A group of physicians and nurses at University of California San Francisco traveled to Arizona and New Mexico to treat members of the Navajo Nation who have contracted the COVID-19 coronavirus.
The seven physicians and 14 nurses left for the Navajo reservation Wednesday night at the request of the university’s colleagues in the Navajo Nation. The workers will be stationed at seven hospitals in Chinle, Arizona, and Gallup and Shiprock, New Mexico, three areas with large hospitals focused on residents of the reservation.
The reservation, which has a population of about 175,000, has dealt with a disproportionate number of cases in recent weeks that have overwhelmed its health care system. Navajo Nation health care workers have confirmed 1,206 positive cases of the virus, including 48 confirmed deaths, as of Tuesday.

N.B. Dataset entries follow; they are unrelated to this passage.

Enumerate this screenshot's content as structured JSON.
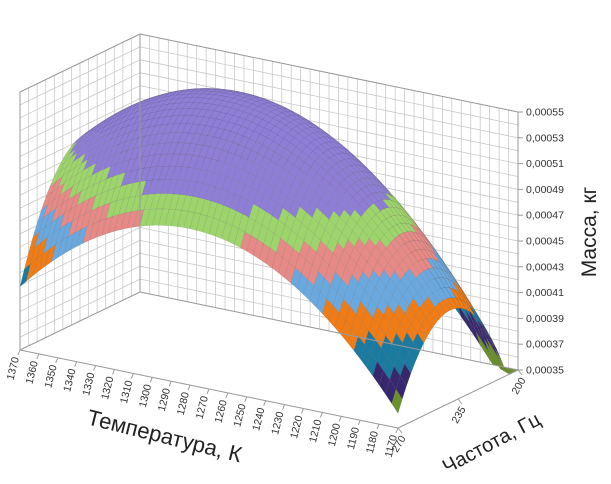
{
  "chart_data": {
    "type": "surface3d",
    "xlabel": "Температура, К",
    "ylabel": "Частота, Гц",
    "zlabel": "Масса, кг",
    "x_ticks": [
      "1370",
      "1360",
      "1350",
      "1340",
      "1330",
      "1320",
      "1310",
      "1300",
      "1290",
      "1280",
      "1270",
      "1260",
      "1250",
      "1240",
      "1230",
      "1220",
      "1210",
      "1200",
      "1190",
      "1180",
      "1170"
    ],
    "y_ticks": [
      "270",
      "235",
      "200"
    ],
    "z_ticks": [
      "0,00055",
      "0,00053",
      "0,00051",
      "0,00049",
      "0,00047",
      "0,00045",
      "0,00043",
      "0,00041",
      "0,00039",
      "0,00037",
      "0,00035"
    ],
    "xlim": [
      1170,
      1370
    ],
    "ylim": [
      200,
      270
    ],
    "zlim": [
      0.00035,
      0.00055
    ],
    "z_peak": 0.00055,
    "peak_x": 1290,
    "peak_y": 235,
    "z_at_x1370_y270": 0.00041,
    "z_at_x1170_y270": 0.00035,
    "z_at_x1170_y200": 0.00037,
    "z_at_x1370_y200": 0.00049,
    "grid": true,
    "colors": [
      "#6b8f2a",
      "#37286e",
      "#1a7aa0",
      "#ef7c16",
      "#6aa8de",
      "#e58a86",
      "#9dd46c",
      "#8e7ed6"
    ]
  }
}
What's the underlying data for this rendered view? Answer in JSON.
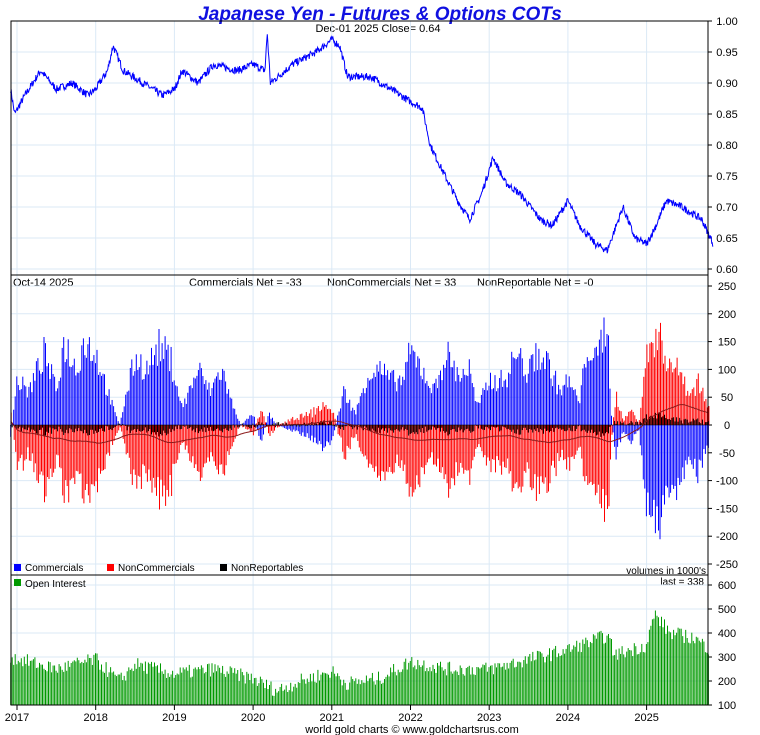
{
  "chart_data": [
    {
      "type": "line",
      "title": "Japanese Yen - Futures & Options COTs",
      "subtitle": "Dec-01  2025   Close= 0.64",
      "ylim": [
        0.6,
        1.0
      ],
      "yticks": [
        "1.00",
        "0.95",
        "0.90",
        "0.85",
        "0.80",
        "0.75",
        "0.70",
        "0.65",
        "0.60"
      ],
      "series": [
        {
          "name": "Price",
          "color": "#0000ff",
          "points": [
            [
              2016.92,
              0.89
            ],
            [
              2016.97,
              0.85
            ],
            [
              2017.1,
              0.88
            ],
            [
              2017.3,
              0.92
            ],
            [
              2017.5,
              0.89
            ],
            [
              2017.7,
              0.9
            ],
            [
              2017.9,
              0.88
            ],
            [
              2018.0,
              0.89
            ],
            [
              2018.15,
              0.92
            ],
            [
              2018.22,
              0.96
            ],
            [
              2018.35,
              0.92
            ],
            [
              2018.6,
              0.9
            ],
            [
              2018.85,
              0.88
            ],
            [
              2019.0,
              0.89
            ],
            [
              2019.1,
              0.92
            ],
            [
              2019.3,
              0.9
            ],
            [
              2019.5,
              0.93
            ],
            [
              2019.8,
              0.92
            ],
            [
              2020.0,
              0.93
            ],
            [
              2020.15,
              0.92
            ],
            [
              2020.18,
              0.98
            ],
            [
              2020.22,
              0.9
            ],
            [
              2020.5,
              0.93
            ],
            [
              2020.8,
              0.95
            ],
            [
              2021.0,
              0.97
            ],
            [
              2021.1,
              0.96
            ],
            [
              2021.2,
              0.91
            ],
            [
              2021.5,
              0.91
            ],
            [
              2021.75,
              0.89
            ],
            [
              2022.0,
              0.87
            ],
            [
              2022.15,
              0.86
            ],
            [
              2022.25,
              0.8
            ],
            [
              2022.4,
              0.76
            ],
            [
              2022.6,
              0.71
            ],
            [
              2022.75,
              0.68
            ],
            [
              2022.9,
              0.72
            ],
            [
              2023.05,
              0.78
            ],
            [
              2023.2,
              0.74
            ],
            [
              2023.4,
              0.72
            ],
            [
              2023.65,
              0.68
            ],
            [
              2023.8,
              0.67
            ],
            [
              2024.0,
              0.71
            ],
            [
              2024.15,
              0.67
            ],
            [
              2024.35,
              0.64
            ],
            [
              2024.5,
              0.63
            ],
            [
              2024.7,
              0.7
            ],
            [
              2024.85,
              0.65
            ],
            [
              2025.0,
              0.64
            ],
            [
              2025.12,
              0.67
            ],
            [
              2025.25,
              0.71
            ],
            [
              2025.45,
              0.7
            ],
            [
              2025.7,
              0.68
            ],
            [
              2025.85,
              0.64
            ]
          ]
        }
      ]
    },
    {
      "type": "bar",
      "header_date": "Oct-14  2025",
      "stats": [
        "Commercials Net = -33",
        "NonCommercials Net = 33",
        "NonReportable Net = -0"
      ],
      "ylim": [
        -250,
        250
      ],
      "yticks": [
        "250",
        "200",
        "150",
        "100",
        "50",
        "0",
        "-50",
        "-100",
        "-150",
        "-200",
        "-250"
      ],
      "legend": [
        "Commercials",
        "NonCommercials",
        "NonReportables"
      ],
      "legend_colors": [
        "#0000ff",
        "#ff0000",
        "#000000"
      ],
      "legend_position": "bottom-left",
      "note": "volumes in 1000's",
      "commercials_net": [
        [
          2016.92,
          -20
        ],
        [
          2017.0,
          80
        ],
        [
          2017.15,
          60
        ],
        [
          2017.35,
          130
        ],
        [
          2017.5,
          60
        ],
        [
          2017.6,
          150
        ],
        [
          2017.75,
          100
        ],
        [
          2017.85,
          150
        ],
        [
          2018.0,
          130
        ],
        [
          2018.2,
          40
        ],
        [
          2018.3,
          0
        ],
        [
          2018.4,
          60
        ],
        [
          2018.5,
          120
        ],
        [
          2018.65,
          100
        ],
        [
          2018.8,
          140
        ],
        [
          2018.95,
          120
        ],
        [
          2019.1,
          30
        ],
        [
          2019.3,
          100
        ],
        [
          2019.45,
          60
        ],
        [
          2019.6,
          100
        ],
        [
          2019.75,
          30
        ],
        [
          2019.85,
          0
        ],
        [
          2020.0,
          20
        ],
        [
          2020.1,
          -30
        ],
        [
          2020.2,
          20
        ],
        [
          2020.3,
          0
        ],
        [
          2020.5,
          -10
        ],
        [
          2020.7,
          -20
        ],
        [
          2020.9,
          -40
        ],
        [
          2021.0,
          -30
        ],
        [
          2021.15,
          60
        ],
        [
          2021.3,
          20
        ],
        [
          2021.45,
          90
        ],
        [
          2021.6,
          100
        ],
        [
          2021.75,
          80
        ],
        [
          2021.9,
          80
        ],
        [
          2022.0,
          130
        ],
        [
          2022.15,
          100
        ],
        [
          2022.3,
          60
        ],
        [
          2022.45,
          130
        ],
        [
          2022.6,
          90
        ],
        [
          2022.75,
          100
        ],
        [
          2022.85,
          30
        ],
        [
          2023.0,
          80
        ],
        [
          2023.2,
          80
        ],
        [
          2023.35,
          130
        ],
        [
          2023.5,
          90
        ],
        [
          2023.6,
          130
        ],
        [
          2023.75,
          110
        ],
        [
          2023.9,
          60
        ],
        [
          2024.0,
          80
        ],
        [
          2024.15,
          40
        ],
        [
          2024.25,
          150
        ],
        [
          2024.35,
          110
        ],
        [
          2024.5,
          190
        ],
        [
          2024.55,
          30
        ],
        [
          2024.6,
          -60
        ],
        [
          2024.7,
          -10
        ],
        [
          2024.8,
          -30
        ],
        [
          2024.9,
          -10
        ],
        [
          2025.0,
          -140
        ],
        [
          2025.1,
          -180
        ],
        [
          2025.2,
          -160
        ],
        [
          2025.3,
          -120
        ],
        [
          2025.45,
          -100
        ],
        [
          2025.55,
          -60
        ],
        [
          2025.65,
          -90
        ],
        [
          2025.78,
          -33
        ]
      ]
    },
    {
      "type": "bar",
      "legend": [
        "Open Interest"
      ],
      "legend_colors": [
        "#009900"
      ],
      "last": "last = 338",
      "ylim": [
        100,
        600
      ],
      "yticks": [
        "600",
        "500",
        "400",
        "300",
        "200",
        "100"
      ],
      "open_interest": [
        [
          2016.92,
          300
        ],
        [
          2017.5,
          250
        ],
        [
          2018.0,
          290
        ],
        [
          2018.3,
          200
        ],
        [
          2018.5,
          270
        ],
        [
          2019.0,
          230
        ],
        [
          2019.5,
          250
        ],
        [
          2020.0,
          210
        ],
        [
          2020.3,
          160
        ],
        [
          2020.6,
          200
        ],
        [
          2021.0,
          240
        ],
        [
          2021.2,
          190
        ],
        [
          2021.6,
          210
        ],
        [
          2022.0,
          280
        ],
        [
          2022.5,
          250
        ],
        [
          2023.0,
          250
        ],
        [
          2023.5,
          290
        ],
        [
          2024.0,
          330
        ],
        [
          2024.5,
          390
        ],
        [
          2024.6,
          310
        ],
        [
          2025.0,
          350
        ],
        [
          2025.1,
          480
        ],
        [
          2025.3,
          400
        ],
        [
          2025.6,
          380
        ],
        [
          2025.78,
          338
        ]
      ]
    }
  ],
  "xaxis": {
    "ticks": [
      "2017",
      "2018",
      "2019",
      "2020",
      "2021",
      "2022",
      "2023",
      "2024",
      "2025"
    ]
  },
  "footer": "world gold charts © www.goldchartsrus.com"
}
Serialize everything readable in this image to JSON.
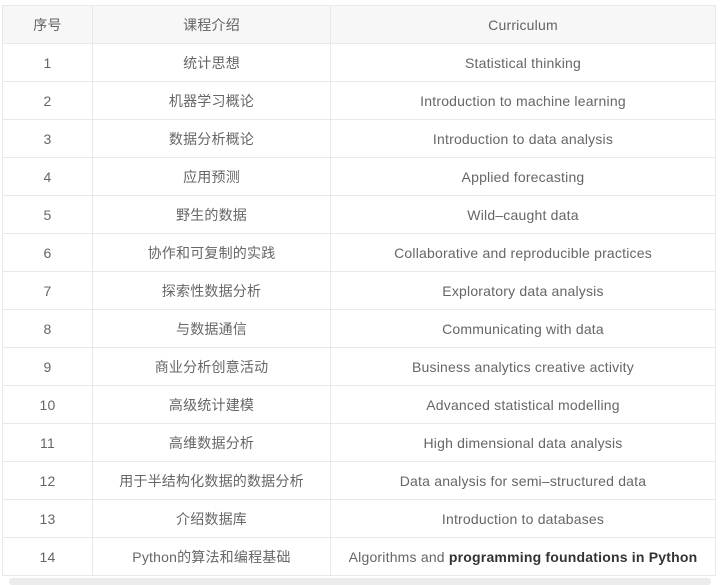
{
  "table": {
    "headers": [
      "序号",
      "课程介绍",
      "Curriculum"
    ],
    "rows": [
      {
        "num": "1",
        "zh": "统计思想",
        "en": "Statistical thinking"
      },
      {
        "num": "2",
        "zh": "机器学习概论",
        "en": "Introduction to machine learning"
      },
      {
        "num": "3",
        "zh": "数据分析概论",
        "en": "Introduction to data analysis"
      },
      {
        "num": "4",
        "zh": "应用预测",
        "en": "Applied forecasting"
      },
      {
        "num": "5",
        "zh": "野生的数据",
        "en": "Wild–caught data"
      },
      {
        "num": "6",
        "zh": "协作和可复制的实践",
        "en": "Collaborative and reproducible practices"
      },
      {
        "num": "7",
        "zh": "探索性数据分析",
        "en": "Exploratory data analysis"
      },
      {
        "num": "8",
        "zh": "与数据通信",
        "en": "Communicating with data"
      },
      {
        "num": "9",
        "zh": "商业分析创意活动",
        "en": "Business analytics creative activity"
      },
      {
        "num": "10",
        "zh": "高级统计建模",
        "en": "Advanced statistical modelling"
      },
      {
        "num": "11",
        "zh": "高维数据分析",
        "en": "High dimensional data analysis"
      },
      {
        "num": "12",
        "zh": "用于半结构化数据的数据分析",
        "en": "Data analysis for semi–structured data"
      },
      {
        "num": "13",
        "zh": "介绍数据库",
        "en": "Introduction to databases"
      },
      {
        "num": "14",
        "zh": "Python的算法和编程基础",
        "en": "Algorithms and ",
        "en_bold": "programming foundations in Python"
      }
    ]
  },
  "colors": {
    "header_bg": "#f7f7f7",
    "border": "#e9e9e9",
    "text": "#666666",
    "text_bold": "#333333",
    "bottom_bar": "#ececec"
  }
}
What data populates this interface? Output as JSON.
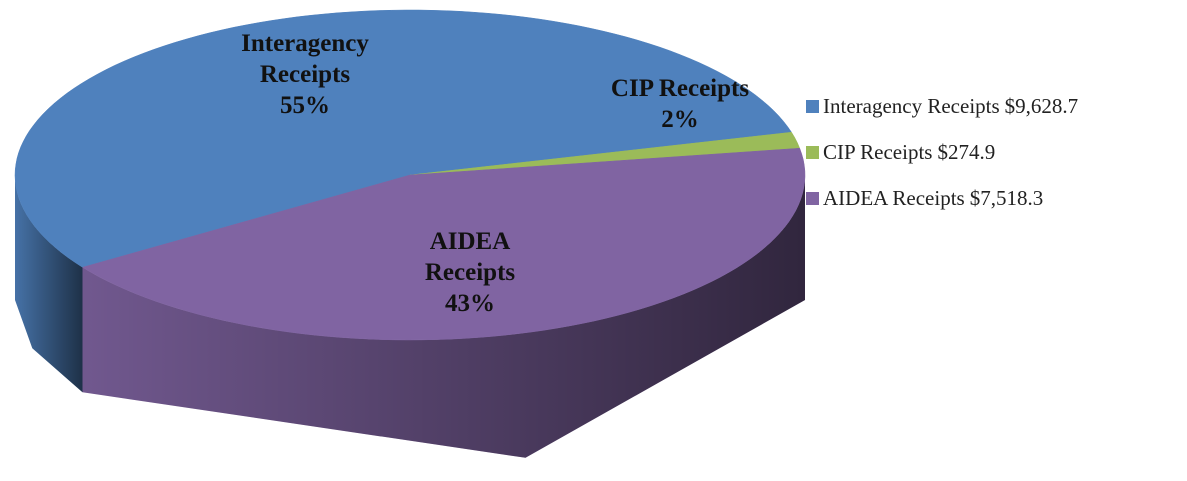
{
  "chart_data": {
    "type": "pie",
    "categories": [
      "Interagency Receipts",
      "CIP Receipts",
      "AIDEA Receipts"
    ],
    "values": [
      9628.7,
      274.9,
      7518.3
    ],
    "value_labels": [
      "$9,628.7",
      "$274.9",
      "$7,518.3"
    ],
    "percent_labels": [
      "55%",
      "2%",
      "43%"
    ],
    "colors": [
      "#4f81bd",
      "#9bbb59",
      "#8064a2"
    ]
  }
}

Dr. Sriram Shamasunder, associate professor of medicine at UCSF, said:
“COVID-19 is tearing across the fault lines of existing injustice and structural marginalization, and has hit Navajo Nation at a rate higher than 48 states.”
The doctor added:
“COVID-19 has shown us that we are bound together, all of us.”
UCSF offered similar help to New York City earlier this month, when 20 health care workers volunteered to travel across the country and support the New York-Presbyterian hospital system.
UCSF is coordinating the efforts in New York and the Navajo Nation through its Department of Medicine’s Health, Equity, Action and Leadership initiative. Doctors, nurses and other health care workers in the two-year fellowship assist with health care needs in rural and disadvantaged communities around the world.
UCSF Health Chief Clinical Officer Dr. Josh Adler said:
“We remain grateful that the severity of COVID-19 in the Bay Area has not been severe thus far, enabling UCSF Health to partner with UCSF HEAL to provide support and highly trained and courageous nurses and physicians for assistance to patients and health care providers in Navajo Nation.”